Uber: Utilizing Buffers to Simplify NoCs for Hundreds-Cores

Published 26 Jul 2016 in cs.AR | (1607.07766v2)

Abstract: Approaching ideal wire latency using a network-on-chip (NoC) is an important practical problem for many-core systems, particularly hundreds-cores. Although other researchers have focused on optimizing large meshes, bypassing or speculating router pipelines, or creating more intricate logarithmic topologies, this paper proposes a balanced combination that trades queue buffers for simplicity. Preliminary analysis of nine benchmarks from PARSEC and SPLASH using execution-driven simulation shows that utilization rises from 2% when connecting a single core per mesh port to at least 50%, as slack for delay in concentrator and router queues is around 6x higher compared to the ideal latency of just 20 cycles.
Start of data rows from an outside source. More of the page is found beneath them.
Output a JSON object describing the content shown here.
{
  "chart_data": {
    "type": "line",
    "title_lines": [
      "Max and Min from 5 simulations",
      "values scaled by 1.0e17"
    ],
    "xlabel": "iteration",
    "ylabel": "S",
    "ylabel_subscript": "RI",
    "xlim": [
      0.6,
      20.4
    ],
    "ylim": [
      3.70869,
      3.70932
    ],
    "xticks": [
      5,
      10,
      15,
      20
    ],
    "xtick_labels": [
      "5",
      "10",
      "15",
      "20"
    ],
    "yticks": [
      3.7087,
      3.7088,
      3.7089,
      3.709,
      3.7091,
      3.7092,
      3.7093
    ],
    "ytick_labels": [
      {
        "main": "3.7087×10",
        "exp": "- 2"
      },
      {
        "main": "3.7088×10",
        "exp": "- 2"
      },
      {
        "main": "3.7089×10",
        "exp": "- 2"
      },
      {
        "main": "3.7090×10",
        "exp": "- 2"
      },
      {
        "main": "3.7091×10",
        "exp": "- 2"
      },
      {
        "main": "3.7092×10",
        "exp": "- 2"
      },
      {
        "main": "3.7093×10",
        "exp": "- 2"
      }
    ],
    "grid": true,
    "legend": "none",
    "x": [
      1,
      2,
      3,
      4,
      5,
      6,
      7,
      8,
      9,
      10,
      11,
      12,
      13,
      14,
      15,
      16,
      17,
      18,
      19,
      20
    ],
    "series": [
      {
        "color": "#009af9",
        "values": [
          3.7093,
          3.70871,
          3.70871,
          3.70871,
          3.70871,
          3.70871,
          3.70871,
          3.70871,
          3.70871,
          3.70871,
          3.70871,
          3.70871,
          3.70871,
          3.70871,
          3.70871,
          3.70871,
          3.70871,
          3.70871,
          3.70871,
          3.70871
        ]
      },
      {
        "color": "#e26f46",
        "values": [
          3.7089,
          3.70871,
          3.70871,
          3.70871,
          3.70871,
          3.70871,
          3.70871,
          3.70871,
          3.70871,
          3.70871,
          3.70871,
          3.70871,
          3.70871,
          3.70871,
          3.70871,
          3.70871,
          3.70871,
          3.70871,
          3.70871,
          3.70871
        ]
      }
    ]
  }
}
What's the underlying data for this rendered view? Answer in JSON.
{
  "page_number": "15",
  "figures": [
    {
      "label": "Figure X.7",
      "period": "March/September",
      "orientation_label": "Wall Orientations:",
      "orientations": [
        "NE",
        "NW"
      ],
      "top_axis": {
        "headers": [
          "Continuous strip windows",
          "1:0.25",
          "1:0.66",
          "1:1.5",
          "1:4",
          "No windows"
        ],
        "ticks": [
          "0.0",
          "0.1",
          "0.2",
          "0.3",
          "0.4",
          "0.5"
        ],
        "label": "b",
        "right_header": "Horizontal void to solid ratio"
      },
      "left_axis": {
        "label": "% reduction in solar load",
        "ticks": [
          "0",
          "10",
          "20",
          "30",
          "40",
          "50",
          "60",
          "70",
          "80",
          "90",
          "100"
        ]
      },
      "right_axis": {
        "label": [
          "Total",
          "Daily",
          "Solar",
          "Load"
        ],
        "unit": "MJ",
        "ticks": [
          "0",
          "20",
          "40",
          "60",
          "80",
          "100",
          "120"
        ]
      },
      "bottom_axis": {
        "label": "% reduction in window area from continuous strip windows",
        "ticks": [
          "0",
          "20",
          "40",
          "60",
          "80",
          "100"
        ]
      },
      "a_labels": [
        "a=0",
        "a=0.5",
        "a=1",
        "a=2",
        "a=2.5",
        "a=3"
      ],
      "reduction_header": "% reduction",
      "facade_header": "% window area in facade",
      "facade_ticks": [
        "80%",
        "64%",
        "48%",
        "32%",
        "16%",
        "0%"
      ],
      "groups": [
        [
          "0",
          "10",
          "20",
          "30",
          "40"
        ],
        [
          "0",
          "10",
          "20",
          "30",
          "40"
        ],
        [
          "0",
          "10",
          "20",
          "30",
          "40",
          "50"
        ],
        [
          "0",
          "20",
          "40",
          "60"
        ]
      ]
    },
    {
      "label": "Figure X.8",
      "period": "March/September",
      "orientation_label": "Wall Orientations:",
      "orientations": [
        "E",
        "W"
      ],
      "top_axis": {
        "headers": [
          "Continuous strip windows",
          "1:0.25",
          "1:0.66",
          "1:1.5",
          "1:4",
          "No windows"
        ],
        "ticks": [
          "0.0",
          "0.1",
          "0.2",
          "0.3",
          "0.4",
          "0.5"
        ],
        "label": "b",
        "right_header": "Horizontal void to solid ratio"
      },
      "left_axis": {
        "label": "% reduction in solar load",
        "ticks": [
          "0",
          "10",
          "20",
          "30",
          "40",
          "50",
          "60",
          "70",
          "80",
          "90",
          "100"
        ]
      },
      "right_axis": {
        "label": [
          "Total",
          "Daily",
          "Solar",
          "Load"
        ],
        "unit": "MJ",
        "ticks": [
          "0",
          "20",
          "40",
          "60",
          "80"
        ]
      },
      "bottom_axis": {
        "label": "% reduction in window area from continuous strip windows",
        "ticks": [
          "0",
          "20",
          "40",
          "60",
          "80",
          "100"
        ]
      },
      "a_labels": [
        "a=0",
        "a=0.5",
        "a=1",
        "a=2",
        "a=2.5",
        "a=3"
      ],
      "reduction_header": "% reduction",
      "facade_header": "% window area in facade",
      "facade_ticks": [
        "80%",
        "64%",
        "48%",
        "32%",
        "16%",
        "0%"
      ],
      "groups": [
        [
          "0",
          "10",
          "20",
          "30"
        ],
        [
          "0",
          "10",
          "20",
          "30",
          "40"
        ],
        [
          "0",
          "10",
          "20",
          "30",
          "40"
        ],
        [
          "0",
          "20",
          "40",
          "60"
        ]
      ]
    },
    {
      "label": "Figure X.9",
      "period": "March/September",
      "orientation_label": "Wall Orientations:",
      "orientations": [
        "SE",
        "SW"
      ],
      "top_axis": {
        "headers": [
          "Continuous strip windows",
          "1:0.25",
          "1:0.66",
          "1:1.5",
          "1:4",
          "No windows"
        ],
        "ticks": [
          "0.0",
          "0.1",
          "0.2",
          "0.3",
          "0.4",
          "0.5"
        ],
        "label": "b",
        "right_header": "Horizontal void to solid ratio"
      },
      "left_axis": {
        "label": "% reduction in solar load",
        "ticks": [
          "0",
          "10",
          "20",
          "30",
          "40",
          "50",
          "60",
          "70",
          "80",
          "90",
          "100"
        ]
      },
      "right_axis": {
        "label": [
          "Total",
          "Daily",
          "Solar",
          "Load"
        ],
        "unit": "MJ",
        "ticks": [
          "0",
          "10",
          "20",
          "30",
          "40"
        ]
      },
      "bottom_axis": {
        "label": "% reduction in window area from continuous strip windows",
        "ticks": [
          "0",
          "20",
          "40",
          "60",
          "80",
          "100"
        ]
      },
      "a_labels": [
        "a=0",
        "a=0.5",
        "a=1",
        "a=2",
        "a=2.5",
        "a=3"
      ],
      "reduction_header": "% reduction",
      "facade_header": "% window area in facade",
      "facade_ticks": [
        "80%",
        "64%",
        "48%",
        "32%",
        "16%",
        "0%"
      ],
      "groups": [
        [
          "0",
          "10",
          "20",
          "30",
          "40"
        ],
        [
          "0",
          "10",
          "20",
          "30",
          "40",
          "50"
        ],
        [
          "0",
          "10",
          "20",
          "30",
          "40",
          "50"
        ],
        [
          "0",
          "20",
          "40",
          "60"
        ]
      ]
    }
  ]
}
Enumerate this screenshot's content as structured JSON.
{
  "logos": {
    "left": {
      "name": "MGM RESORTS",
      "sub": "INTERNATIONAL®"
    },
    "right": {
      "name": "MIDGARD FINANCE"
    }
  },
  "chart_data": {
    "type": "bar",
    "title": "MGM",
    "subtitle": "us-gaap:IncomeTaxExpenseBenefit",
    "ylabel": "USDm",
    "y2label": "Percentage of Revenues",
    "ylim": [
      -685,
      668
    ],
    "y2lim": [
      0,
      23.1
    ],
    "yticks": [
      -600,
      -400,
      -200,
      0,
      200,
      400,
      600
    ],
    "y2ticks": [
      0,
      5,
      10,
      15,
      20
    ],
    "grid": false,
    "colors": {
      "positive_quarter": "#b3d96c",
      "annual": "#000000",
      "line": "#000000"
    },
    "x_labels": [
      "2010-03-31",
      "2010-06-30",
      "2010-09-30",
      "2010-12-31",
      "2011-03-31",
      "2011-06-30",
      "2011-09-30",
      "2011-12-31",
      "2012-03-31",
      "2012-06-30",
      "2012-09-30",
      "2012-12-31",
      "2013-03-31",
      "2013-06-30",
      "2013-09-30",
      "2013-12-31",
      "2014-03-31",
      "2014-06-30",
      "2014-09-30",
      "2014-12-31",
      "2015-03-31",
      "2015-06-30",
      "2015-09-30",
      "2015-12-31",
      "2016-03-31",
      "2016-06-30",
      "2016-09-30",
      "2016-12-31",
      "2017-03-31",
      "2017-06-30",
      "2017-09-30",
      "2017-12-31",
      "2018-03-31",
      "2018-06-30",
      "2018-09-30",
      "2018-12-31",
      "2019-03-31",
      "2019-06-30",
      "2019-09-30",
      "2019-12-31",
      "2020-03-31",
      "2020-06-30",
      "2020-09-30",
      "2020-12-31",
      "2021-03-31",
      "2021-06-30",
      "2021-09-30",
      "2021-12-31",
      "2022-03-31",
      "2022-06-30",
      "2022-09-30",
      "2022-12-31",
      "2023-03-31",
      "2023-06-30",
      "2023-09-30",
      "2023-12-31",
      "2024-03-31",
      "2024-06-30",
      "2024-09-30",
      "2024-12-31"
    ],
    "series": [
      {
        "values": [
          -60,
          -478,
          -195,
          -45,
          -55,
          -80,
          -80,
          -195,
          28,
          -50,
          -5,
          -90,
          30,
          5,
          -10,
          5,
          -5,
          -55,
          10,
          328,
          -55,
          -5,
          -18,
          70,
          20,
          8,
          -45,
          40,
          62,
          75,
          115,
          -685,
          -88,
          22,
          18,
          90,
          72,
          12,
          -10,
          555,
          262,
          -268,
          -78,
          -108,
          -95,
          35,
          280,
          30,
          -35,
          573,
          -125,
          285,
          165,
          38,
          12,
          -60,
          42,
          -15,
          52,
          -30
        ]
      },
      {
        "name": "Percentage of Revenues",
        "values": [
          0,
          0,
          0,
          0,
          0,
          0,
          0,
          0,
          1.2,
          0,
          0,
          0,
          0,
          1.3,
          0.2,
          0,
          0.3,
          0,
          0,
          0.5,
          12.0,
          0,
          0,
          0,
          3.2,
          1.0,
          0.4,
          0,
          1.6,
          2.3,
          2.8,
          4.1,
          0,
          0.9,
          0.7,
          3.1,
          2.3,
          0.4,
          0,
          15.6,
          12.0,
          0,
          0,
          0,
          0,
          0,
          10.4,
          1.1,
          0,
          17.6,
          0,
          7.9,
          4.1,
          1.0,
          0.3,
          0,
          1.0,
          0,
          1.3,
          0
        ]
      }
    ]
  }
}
That is, a 16-port mesh suffices because queueing is the uncommon case for system performance. In this way, the mesh hop count is bounded to three, as load becomes uniform via extended concentration, and ideal latency is approached using conventional four-stage pipelines for the mesh routers together with minor logarithmic edges. A realistic Uber is also detailed, featuring the same performance as a 64-port mesh that employs optimized router pipelines, improving the baseline by 12%. Ongoing work develops techniques to better balance load by tuning the placement of cache blocks, and compares Uber with bufferless routing.